At the end of his contribution, which am-dram aficionado MacSharry confidently boomed from the very back of the auditorium, the TD for Sligo-Leitrim made some business-related observations on the venue.
“I think having the Dáil sit here in the Convention Centre is an abject waste of the taxpayers’ money,” he said, bearing in mind they were debating urgent legislation to fund small businesses affected by the crisis.
Addressing the rows of empty seats, he declared: “With some will and just a pinch of imagination we could have a fully functional Oireachtas on the campus where it was intended to be, rather than wasting €25,000 a day down here needlessly.”
It is “shameful” they can’t be accommodated in Leinster House “where each of us has our own self-incubation unit with a monitor in front of us to watch proceedings”. All it would take, said MacSharry, is that bit of imagination “and we could all be back up on Kildare Street doing our work as people expect”.
Apart from the Ceann Comhairle’s increasingly frustrated squinting around the auditorium to find speakers, two of his vice-chairs were similarly all at sea, with Fianna Fáil’s John Lahart complaining he couldn’t see anybody and Sinn Féin’s Aengus Ó Snodaigh complaining that the lights were blinding him.
Later in the evening, Ó Snodaigh, who is a very assiduous constituency man in Dublin South Central, was one of a handful of TDs selected to raise a matter of concern during the four prized topical issues slots. He was down to ask the Minister (in this case, Minister of State for Special Education and Inclusion Josepha Madigan) about the opening of an ASD Special School in Scoil Colm in Dublin 12.
But he didn’t appear. It is most unusual, if not unheard of, for a TD not to turn up when their topic is chosen. We worried Aengus might be laid up at the Eye and Ear after that earlier blinding incident in the chair.
However, we checked afterwards and it transpires he was in Leinster House when his speaking slot came up. But this was hours before he was slated to speak (sometime around 9.30pm) and he was called around teatime.

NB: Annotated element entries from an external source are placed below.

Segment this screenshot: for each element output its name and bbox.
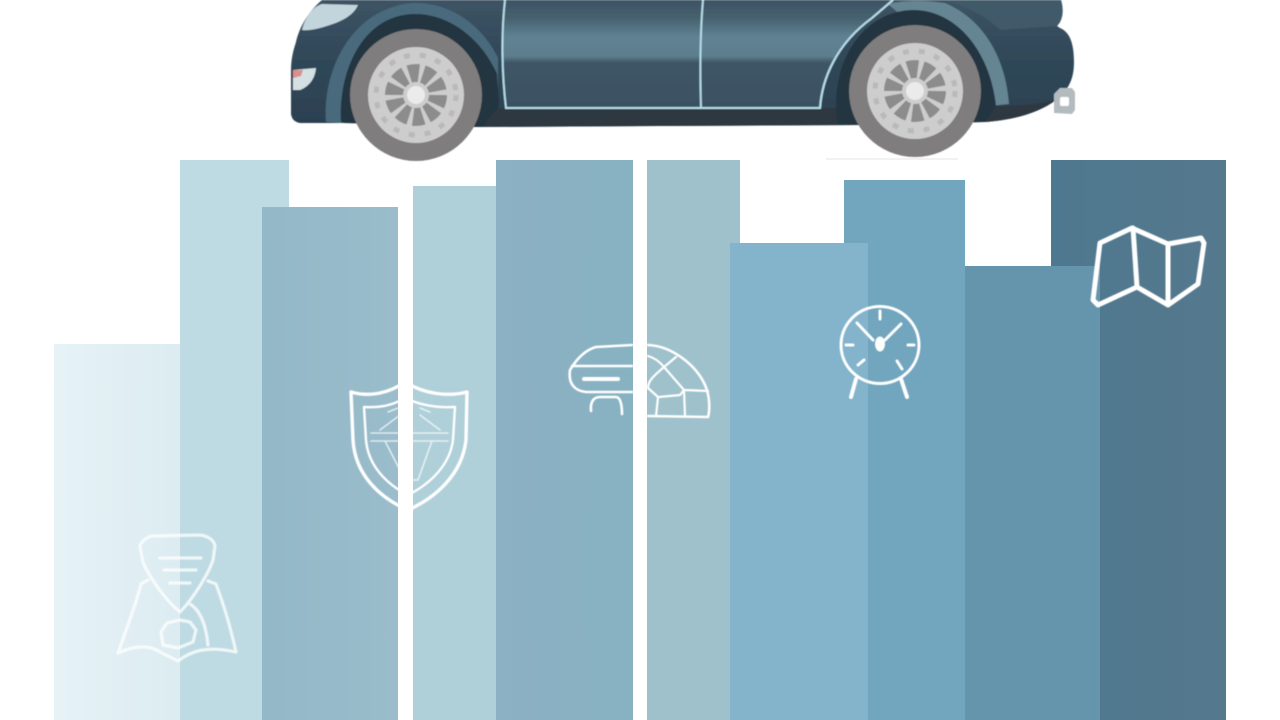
rear body highlight <box>940 0 1063 30</box>
front wheel arch <box>326 3 499 127</box>
door lines <box>502 0 893 108</box>
bar 2 <box>180 160 289 720</box>
car body <box>291 0 1074 127</box>
headlight <box>302 4 358 30</box>
bar 10 <box>1051 160 1226 720</box>
tow hook <box>1054 88 1075 114</box>
bar 7 <box>730 243 868 720</box>
bar 1 <box>54 344 180 720</box>
bar 4 <box>413 186 496 720</box>
dome right half <box>648 345 709 417</box>
rear wheel <box>849 25 981 157</box>
bar chart <box>54 160 1226 720</box>
door panels <box>502 0 893 108</box>
bar 9 <box>965 266 1100 720</box>
icon: dome <box>570 345 709 417</box>
car <box>291 0 1075 161</box>
dome left half <box>570 345 632 392</box>
icon: folded map <box>1093 228 1204 305</box>
fog light <box>293 68 316 90</box>
underbody shadow <box>470 108 860 127</box>
icon: clock <box>841 306 919 397</box>
bar 5 <box>496 160 633 720</box>
ground line <box>826 158 958 160</box>
bar 8 <box>844 180 965 720</box>
icon: map with pin <box>118 535 236 661</box>
bar 6 <box>647 160 740 720</box>
front wheel <box>350 29 482 161</box>
icon: shield <box>351 382 467 510</box>
rear wheel arch <box>820 0 1009 125</box>
bar 3 <box>262 207 398 720</box>
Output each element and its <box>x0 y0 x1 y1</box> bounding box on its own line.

Speakers failing to show and the various sessions petering out far earlier than scheduled, forcing the Dáil to adjourn with an entire evening to spare, tells its own story. Compared to the yawning Docklands Dáil, even a sparsely populated Leinster House chamber looks like rush hour at Heuston Station.
“What’s so special about us? Look at the way they have been successfully operating in shops and supermarkets,” fumed one TD privately.
“If the level of restrictions imposed on us in Leinster House is so critically important, why then are people not dropping like flies in Supervalu and Lidl? Society is starting to function again and the Oireachtas needs to get with the programme.”
Looks like economy isn’t the only thing in need of a July stimulus package.